Note that you can re-use a single KMS key across AWS accounts, but you need a separate bucket for each account.

Once Terraform AWS provider supports the above configurations, we will update the Gruntwork Macie module so that it completely automates all the steps of configuring Amazon Macie, and no manual steps will be required any longer.

Manually maintain buckets to analyze in the buckets_to_analyze variable

To set up Macie to analyze the desired S3 buckets, you’ll need to create a Macie classification job. Typically, you’ll want it to analyze all the buckets in the region. However, the terraform AWS provider does not support specifying all the buckets in a region - it requires that an explicit list of buckets be provided (see related bug here). Therefore, you’ll need to maintain an explicit list of buckets per region, namely in the variable buckets_to_analyze. Please read the documentation for this variable in order to understand how to structure the list of buckets per region. Once the above issue in the terraform AWS provider has been resolved, we will update the Gruntwork macie module to add support for specifying all buckets in a region.

Known Issues

You may encounter the following issues when trying to upgrade to v0.27.0 of the AWS CIS Service Catalog.

Cloudtrail KMS Key Error
on .terraform/modules/cloudtrail.cloudtrail/modules/cloudtrail/ line 40, in data "aws_kms_key" "by_loose_id":

Please ensure var.cloudtrail_kms_key_arn_is_alias is set to false in each account baseline.

AWS Config Rules
Error: Error creating AWSConfig rule: Failed to create AWSConfig rule: InvalidParameterValueException: The sourceIdentifier VPC_SG_OPEN_ONLY_TO_AUTHORIZED_PORTS is invalid. Please refer to the documentation for a list of valid sourceIdentifiers that can be used when AWS is the Owner.

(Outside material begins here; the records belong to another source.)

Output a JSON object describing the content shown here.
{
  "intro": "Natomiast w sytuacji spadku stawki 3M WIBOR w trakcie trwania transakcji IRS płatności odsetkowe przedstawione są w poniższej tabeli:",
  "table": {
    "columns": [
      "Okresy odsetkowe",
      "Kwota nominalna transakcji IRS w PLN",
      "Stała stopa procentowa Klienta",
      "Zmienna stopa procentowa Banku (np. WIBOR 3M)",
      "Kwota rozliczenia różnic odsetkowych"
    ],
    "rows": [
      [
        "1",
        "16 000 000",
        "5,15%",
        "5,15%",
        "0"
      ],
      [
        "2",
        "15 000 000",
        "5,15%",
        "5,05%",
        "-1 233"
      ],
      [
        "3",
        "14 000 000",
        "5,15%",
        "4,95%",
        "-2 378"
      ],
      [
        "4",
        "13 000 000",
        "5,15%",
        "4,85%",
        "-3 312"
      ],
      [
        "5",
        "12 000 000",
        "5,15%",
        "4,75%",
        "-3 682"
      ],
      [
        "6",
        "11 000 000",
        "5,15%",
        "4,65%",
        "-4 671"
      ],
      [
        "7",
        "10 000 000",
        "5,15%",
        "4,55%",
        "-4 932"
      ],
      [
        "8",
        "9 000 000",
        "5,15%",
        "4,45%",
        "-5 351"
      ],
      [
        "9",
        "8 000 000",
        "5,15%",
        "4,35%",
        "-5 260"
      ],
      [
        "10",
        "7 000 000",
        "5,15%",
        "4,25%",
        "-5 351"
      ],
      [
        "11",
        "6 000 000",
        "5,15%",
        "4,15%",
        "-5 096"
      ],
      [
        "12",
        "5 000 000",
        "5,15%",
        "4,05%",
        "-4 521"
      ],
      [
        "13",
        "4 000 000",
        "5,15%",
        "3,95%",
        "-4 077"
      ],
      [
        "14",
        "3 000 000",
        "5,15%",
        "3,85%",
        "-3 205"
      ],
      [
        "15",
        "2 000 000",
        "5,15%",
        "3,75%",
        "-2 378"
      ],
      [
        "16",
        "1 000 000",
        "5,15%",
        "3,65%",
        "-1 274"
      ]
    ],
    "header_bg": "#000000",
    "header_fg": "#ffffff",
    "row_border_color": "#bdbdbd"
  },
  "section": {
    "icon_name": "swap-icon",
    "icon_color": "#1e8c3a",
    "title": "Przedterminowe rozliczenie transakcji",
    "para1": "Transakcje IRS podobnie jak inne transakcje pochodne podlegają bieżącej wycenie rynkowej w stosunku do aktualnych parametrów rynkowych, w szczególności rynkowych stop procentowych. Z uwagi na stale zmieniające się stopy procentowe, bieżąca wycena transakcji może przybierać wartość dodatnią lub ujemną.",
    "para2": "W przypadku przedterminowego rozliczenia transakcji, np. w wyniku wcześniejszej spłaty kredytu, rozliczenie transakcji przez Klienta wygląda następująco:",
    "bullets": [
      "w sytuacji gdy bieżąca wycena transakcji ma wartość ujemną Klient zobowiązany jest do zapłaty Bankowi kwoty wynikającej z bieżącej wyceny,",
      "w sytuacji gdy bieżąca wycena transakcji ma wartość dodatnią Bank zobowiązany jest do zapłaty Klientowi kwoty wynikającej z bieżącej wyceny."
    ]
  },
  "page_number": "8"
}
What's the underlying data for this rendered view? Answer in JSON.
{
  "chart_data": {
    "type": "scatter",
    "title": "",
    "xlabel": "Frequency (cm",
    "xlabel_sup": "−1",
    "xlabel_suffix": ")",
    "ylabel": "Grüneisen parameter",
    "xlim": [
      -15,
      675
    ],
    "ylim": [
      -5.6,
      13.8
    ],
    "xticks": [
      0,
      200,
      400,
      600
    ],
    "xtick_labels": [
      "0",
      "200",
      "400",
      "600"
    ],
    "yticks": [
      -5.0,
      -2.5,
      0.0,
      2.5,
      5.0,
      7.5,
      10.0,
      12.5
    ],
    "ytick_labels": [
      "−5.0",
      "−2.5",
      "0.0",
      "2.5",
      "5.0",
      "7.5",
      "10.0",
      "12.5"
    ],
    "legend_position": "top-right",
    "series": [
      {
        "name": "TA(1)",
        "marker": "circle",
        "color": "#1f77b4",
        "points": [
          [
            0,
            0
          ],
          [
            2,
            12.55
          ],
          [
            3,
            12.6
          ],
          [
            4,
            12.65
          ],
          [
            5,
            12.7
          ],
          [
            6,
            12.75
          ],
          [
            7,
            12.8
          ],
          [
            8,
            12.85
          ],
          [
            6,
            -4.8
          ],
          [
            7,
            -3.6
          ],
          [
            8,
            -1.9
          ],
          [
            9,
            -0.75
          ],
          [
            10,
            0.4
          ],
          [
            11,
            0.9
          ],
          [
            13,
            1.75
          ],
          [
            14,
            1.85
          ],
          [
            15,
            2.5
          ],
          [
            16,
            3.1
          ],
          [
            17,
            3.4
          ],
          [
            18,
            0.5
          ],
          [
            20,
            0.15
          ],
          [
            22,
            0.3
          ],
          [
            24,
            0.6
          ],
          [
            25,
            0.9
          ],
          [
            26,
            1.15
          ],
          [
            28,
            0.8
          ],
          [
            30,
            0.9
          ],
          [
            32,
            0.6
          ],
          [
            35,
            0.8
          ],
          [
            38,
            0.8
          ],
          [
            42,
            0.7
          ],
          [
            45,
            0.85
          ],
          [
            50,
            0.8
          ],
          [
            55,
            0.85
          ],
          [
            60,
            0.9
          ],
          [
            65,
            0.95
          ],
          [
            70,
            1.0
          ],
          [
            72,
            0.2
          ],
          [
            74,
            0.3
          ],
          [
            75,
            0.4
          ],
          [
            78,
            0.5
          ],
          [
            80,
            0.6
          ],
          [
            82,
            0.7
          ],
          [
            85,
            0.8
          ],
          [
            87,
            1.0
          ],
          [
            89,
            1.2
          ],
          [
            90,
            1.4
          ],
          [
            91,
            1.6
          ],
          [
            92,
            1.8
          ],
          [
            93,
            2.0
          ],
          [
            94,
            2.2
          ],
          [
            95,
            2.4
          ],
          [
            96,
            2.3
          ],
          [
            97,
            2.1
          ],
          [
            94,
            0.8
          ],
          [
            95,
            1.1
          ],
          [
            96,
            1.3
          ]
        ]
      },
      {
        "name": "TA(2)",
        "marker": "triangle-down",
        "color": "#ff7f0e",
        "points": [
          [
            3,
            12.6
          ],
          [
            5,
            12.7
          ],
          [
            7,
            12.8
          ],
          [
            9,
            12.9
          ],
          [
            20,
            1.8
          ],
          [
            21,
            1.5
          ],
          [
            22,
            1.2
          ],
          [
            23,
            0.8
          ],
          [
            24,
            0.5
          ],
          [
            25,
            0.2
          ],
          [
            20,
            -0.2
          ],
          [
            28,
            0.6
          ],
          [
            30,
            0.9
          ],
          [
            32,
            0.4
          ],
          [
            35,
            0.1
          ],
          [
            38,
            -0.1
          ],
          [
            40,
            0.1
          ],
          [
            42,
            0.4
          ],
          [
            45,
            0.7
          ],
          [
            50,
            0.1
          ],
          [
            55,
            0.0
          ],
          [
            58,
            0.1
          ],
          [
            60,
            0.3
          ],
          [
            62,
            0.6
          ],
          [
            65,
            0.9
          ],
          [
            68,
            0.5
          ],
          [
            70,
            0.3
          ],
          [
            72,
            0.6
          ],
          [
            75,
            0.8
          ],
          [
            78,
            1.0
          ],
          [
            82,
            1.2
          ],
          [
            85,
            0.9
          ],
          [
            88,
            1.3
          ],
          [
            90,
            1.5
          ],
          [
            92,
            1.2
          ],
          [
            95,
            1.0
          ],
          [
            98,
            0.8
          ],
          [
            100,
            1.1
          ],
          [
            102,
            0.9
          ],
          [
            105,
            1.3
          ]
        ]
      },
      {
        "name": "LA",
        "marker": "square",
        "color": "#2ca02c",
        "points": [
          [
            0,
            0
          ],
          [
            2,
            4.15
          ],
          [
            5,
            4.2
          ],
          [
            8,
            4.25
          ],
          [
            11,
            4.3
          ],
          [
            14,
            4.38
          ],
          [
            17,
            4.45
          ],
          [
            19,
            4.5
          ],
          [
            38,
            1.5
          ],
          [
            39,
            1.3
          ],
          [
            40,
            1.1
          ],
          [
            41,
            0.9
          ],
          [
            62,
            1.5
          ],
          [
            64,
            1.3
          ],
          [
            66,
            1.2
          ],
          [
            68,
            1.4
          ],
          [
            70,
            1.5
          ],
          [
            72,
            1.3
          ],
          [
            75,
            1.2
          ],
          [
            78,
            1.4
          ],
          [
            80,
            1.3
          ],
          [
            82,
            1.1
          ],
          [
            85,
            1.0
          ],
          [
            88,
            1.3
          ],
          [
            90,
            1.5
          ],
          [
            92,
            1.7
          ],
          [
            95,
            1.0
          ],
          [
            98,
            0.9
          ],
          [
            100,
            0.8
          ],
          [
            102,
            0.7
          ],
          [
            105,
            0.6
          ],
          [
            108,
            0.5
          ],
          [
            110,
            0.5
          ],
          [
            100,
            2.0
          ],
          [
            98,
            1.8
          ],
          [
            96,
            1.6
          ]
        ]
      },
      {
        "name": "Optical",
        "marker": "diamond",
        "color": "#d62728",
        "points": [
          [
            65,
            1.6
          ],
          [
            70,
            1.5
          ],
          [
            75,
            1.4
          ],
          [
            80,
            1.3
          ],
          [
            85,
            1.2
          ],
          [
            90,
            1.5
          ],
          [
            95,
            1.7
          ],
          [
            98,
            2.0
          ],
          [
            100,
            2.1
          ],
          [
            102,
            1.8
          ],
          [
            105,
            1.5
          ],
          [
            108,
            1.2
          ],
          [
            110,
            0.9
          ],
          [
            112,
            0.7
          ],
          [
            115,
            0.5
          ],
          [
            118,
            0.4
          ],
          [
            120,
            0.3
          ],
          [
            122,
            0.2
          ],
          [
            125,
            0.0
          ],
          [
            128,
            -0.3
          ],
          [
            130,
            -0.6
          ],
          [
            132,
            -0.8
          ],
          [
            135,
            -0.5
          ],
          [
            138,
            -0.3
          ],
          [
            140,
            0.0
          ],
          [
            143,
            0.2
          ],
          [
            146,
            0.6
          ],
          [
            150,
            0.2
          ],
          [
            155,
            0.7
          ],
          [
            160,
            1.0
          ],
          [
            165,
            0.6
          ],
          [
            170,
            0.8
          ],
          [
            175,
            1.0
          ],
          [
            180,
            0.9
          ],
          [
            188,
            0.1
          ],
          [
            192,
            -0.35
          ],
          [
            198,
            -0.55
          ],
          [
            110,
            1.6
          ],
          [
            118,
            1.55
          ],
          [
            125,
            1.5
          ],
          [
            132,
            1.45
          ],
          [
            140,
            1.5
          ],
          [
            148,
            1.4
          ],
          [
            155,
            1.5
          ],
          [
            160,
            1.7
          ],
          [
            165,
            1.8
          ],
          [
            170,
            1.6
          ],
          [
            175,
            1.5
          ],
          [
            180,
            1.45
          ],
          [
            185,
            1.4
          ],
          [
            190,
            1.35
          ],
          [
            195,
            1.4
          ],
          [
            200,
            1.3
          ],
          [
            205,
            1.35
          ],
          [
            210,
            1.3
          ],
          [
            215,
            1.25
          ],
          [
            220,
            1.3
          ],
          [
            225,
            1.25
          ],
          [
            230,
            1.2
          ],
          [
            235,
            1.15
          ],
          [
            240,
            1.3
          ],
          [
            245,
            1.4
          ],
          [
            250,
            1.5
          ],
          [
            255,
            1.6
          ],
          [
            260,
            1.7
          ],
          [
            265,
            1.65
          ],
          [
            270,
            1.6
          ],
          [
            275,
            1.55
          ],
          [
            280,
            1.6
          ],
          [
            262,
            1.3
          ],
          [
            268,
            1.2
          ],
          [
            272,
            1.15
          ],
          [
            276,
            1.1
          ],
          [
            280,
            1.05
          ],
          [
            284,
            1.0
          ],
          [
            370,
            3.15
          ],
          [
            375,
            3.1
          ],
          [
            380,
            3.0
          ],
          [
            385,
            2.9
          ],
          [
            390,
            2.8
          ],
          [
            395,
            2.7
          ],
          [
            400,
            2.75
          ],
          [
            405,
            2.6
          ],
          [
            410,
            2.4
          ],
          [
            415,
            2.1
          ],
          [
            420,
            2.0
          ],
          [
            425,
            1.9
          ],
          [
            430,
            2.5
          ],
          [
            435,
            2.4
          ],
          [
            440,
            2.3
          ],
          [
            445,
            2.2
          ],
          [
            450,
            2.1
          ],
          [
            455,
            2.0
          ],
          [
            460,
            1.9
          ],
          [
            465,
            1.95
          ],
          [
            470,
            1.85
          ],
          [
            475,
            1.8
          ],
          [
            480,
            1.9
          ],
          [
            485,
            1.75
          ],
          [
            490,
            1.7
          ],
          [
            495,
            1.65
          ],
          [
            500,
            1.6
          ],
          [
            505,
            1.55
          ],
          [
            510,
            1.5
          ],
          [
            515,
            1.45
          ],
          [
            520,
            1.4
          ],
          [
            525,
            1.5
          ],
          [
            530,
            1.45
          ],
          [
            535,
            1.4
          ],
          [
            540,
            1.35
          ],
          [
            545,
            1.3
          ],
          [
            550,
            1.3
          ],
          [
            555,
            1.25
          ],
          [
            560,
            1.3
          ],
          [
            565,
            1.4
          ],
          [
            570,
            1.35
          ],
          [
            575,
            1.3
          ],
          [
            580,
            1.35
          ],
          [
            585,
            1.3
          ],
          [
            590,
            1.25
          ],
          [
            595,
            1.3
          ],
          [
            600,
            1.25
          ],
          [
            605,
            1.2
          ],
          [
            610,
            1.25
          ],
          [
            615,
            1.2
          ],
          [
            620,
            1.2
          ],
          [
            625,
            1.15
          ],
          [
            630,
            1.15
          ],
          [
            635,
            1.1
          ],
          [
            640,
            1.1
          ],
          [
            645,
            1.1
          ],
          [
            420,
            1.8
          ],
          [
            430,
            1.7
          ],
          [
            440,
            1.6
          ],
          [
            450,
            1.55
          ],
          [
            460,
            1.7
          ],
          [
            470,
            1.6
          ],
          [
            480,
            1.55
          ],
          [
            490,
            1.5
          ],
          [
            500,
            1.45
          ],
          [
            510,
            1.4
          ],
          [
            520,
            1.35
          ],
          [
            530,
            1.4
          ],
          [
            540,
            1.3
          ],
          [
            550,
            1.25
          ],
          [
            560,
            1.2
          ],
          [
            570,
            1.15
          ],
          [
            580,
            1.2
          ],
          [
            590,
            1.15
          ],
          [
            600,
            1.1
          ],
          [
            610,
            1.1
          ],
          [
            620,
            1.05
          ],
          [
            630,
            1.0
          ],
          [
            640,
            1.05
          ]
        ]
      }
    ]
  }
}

You may be using a region that doesn’t properly support AWS Config (e.g: ap-northeast-3 Osaka). Please ensure this region is disabled or remove it from your opt-in regions.


And that’s all, fellow Gruntworkers.

This guide is meant to help you get your AWS infrastructure from CIS 1.3.0 to CIS 1.4.0 using our dedicated and up-to-date modules. While we try to automate as much as possible, some of the steps are still manual. We hope that the guide above clearly details what needs to be done, and how.